Plant in full to partial sun to keep it bushy and full.
You can trim to keep it 2-1/2 to 3 feet tall.
The bright red berries usually appear when the plant is well-established.
Amend the soil by adding top soil or organic peat humus to the hole when you plant. You can also mix in composted cow manure to enrich the soil around the root ball.
Trim to shape occasionally by preferably cutting stems. Though you can shear these plants for formal hedges, cutting across foliage leaves the plant looking straggly until it grows out of the cut.
Hollies like this one are usually drought-tolerant once established, but they do best with regular waterings and time enough to dry out in between.
Fertilize 3 times a year - spring, summer and fall - with a quality granular fertilizer.
Place these plants about 2-1/2 feet apart.

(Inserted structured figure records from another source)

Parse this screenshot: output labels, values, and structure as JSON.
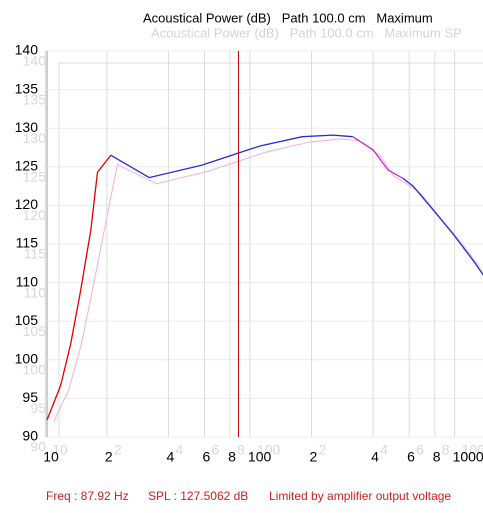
{
  "chart_data": {
    "type": "line",
    "title": "Acoustical Power (dB)   Path 100.0 cm   Maximum",
    "ghost_title": "Acoustical Power (dB)   Path 100.0 cm   Maximum SP",
    "log_x": true,
    "grid": true,
    "xlim": [
      10.2,
      1440
    ],
    "ylim": [
      90,
      140
    ],
    "xticks": [
      10,
      {
        "value": 20,
        "label": "2"
      },
      {
        "value": 40,
        "label": "4"
      },
      {
        "value": 60,
        "label": "6"
      },
      {
        "value": 80,
        "label": "8"
      },
      100,
      {
        "value": 200,
        "label": "2"
      },
      {
        "value": 400,
        "label": "4"
      },
      {
        "value": 600,
        "label": "6"
      },
      {
        "value": 800,
        "label": "8"
      },
      1000
    ],
    "yticks": [
      90,
      95,
      100,
      105,
      110,
      115,
      120,
      125,
      130,
      135,
      140
    ],
    "series": [
      {
        "color": "#e00000",
        "x": [
          10.2,
          11.9,
          13.3,
          14.9,
          16.7,
          18.0,
          20.9
        ],
        "values": [
          92.2,
          96.7,
          102,
          109,
          116.8,
          124.3,
          126.5
        ]
      },
      {
        "color": "#2a2ad0",
        "x": [
          20.9,
          32.2,
          58,
          112,
          180,
          254,
          318
        ],
        "values": [
          126.5,
          123.6,
          125.2,
          127.7,
          128.9,
          129.1,
          128.9
        ]
      },
      {
        "color": "#c030d0",
        "x": [
          318,
          400,
          472,
          560
        ],
        "values": [
          128.9,
          127.2,
          124.6,
          123.5
        ]
      },
      {
        "color": "#2a2ad0",
        "x": [
          560,
          627,
          787,
          990,
          1245,
          1440
        ],
        "values": [
          123.5,
          122.5,
          119.4,
          116.2,
          112.7,
          110.3
        ]
      }
    ],
    "ghost_series": {
      "color": "#f2b8e4",
      "x": [
        11,
        13,
        15,
        17,
        19.5,
        22.5,
        35,
        62,
        120,
        195,
        272,
        340,
        430,
        505,
        600,
        680,
        845,
        1060,
        1330
      ],
      "values": [
        92,
        96,
        102,
        109,
        117,
        125.3,
        122.8,
        124.4,
        126.9,
        128.2,
        128.6,
        128.4,
        126.5,
        123.8,
        122.6,
        121.6,
        118.5,
        115.4,
        112
      ]
    },
    "cursor": {
      "x": 87.92,
      "color": "#c00000"
    },
    "status": [
      "Freq : 87.92 Hz",
      "SPL : 127.5062 dB",
      "Limited by amplifier output voltage"
    ]
  }
}
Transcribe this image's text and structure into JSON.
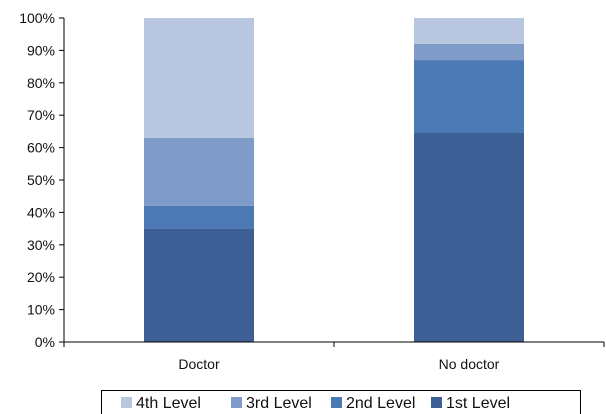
{
  "chart_data": {
    "type": "bar",
    "stacked": true,
    "normalized": true,
    "categories": [
      "Doctor",
      "No doctor"
    ],
    "series": [
      {
        "name": "1st Level",
        "color": "#3d5f95",
        "values": [
          35,
          64.5
        ]
      },
      {
        "name": "2nd Level",
        "color": "#4a79b3",
        "values": [
          7,
          22.5
        ]
      },
      {
        "name": "3rd Level",
        "color": "#7f9bc8",
        "values": [
          21,
          5
        ]
      },
      {
        "name": "4th Level",
        "color": "#b8c6e0",
        "values": [
          37,
          8
        ]
      }
    ],
    "ylim": [
      0,
      100
    ],
    "yticks": [
      "0%",
      "10%",
      "20%",
      "30%",
      "40%",
      "50%",
      "60%",
      "70%",
      "80%",
      "90%",
      "100%"
    ],
    "grid": false,
    "legend": {
      "position": "bottom",
      "order": [
        "4th Level",
        "3rd Level",
        "2nd Level",
        "1st Level"
      ]
    }
  }
}
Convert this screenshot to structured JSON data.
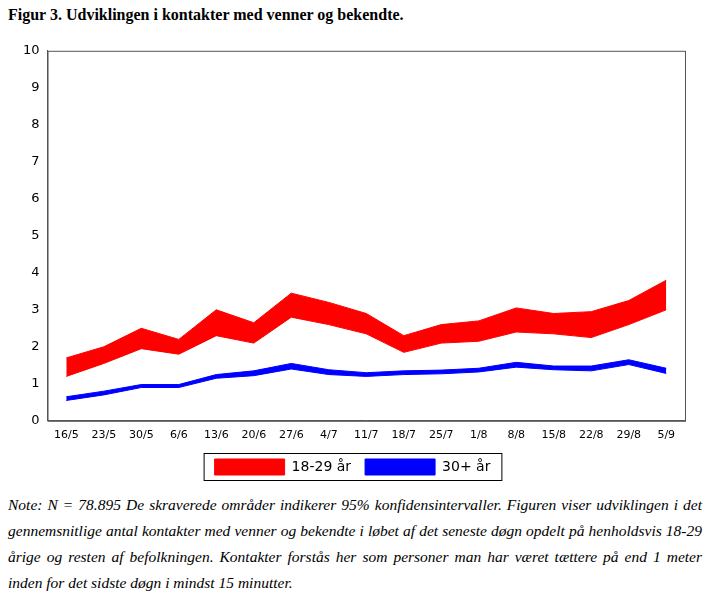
{
  "chart_data": {
    "type": "band",
    "title": "Figur 3. Udviklingen i kontakter med venner og bekendte.",
    "note": "Note: N = 78.895 De skraverede områder indikerer 95% konfidensintervaller. Figuren viser udviklingen i det gennemsnitlige antal kontakter med venner og bekendte i løbet af det seneste døgn opdelt på henholdsvis 18-29 årige og resten af befolkningen. Kontakter forstås her som personer man har været tættere på end 1 meter inden for det sidste døgn i mindst 15 minutter.",
    "categories": [
      "16/5",
      "23/5",
      "30/5",
      "6/6",
      "13/6",
      "20/6",
      "27/6",
      "4/7",
      "11/7",
      "18/7",
      "25/7",
      "1/8",
      "8/8",
      "15/8",
      "22/8",
      "29/8",
      "5/9"
    ],
    "series": [
      {
        "name": "18-29 år",
        "color": "#ff0000",
        "lower": [
          1.2,
          1.55,
          1.95,
          1.8,
          2.3,
          2.1,
          2.8,
          2.6,
          2.35,
          1.85,
          2.1,
          2.15,
          2.4,
          2.35,
          2.25,
          2.6,
          3.0
        ],
        "upper": [
          1.7,
          2.0,
          2.5,
          2.2,
          3.0,
          2.65,
          3.45,
          3.2,
          2.9,
          2.3,
          2.6,
          2.7,
          3.05,
          2.9,
          2.95,
          3.25,
          3.8
        ]
      },
      {
        "name": "30+ år",
        "color": "#0000ff",
        "lower": [
          0.55,
          0.7,
          0.9,
          0.9,
          1.15,
          1.22,
          1.4,
          1.25,
          1.2,
          1.25,
          1.27,
          1.32,
          1.45,
          1.38,
          1.35,
          1.52,
          1.28
        ],
        "upper": [
          0.65,
          0.8,
          0.98,
          0.98,
          1.25,
          1.35,
          1.55,
          1.38,
          1.3,
          1.35,
          1.37,
          1.42,
          1.58,
          1.48,
          1.48,
          1.65,
          1.42
        ]
      }
    ],
    "ylim": [
      0,
      10
    ],
    "yticks": [
      0,
      1,
      2,
      3,
      4,
      5,
      6,
      7,
      8,
      9,
      10
    ],
    "grid": false,
    "legend": "bottom"
  }
}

Come away from the house 2 feet.
This dwarf holly works fine in containers or planter boxes.
A.K.A. (also known as): Burford Holly, Dwarf Burford Holly, Chinese Holly
GOOD SNOWBIRD PLANT? YES
COMPANION PLANT SUGGESTIONS: Bush allamanda, dwarf bottlebrush, orange bird of paradise, red or white fountain grass, Burgundy loropetalum, variegated pittisporum, Aztec grass, society garlic, and agapanthus.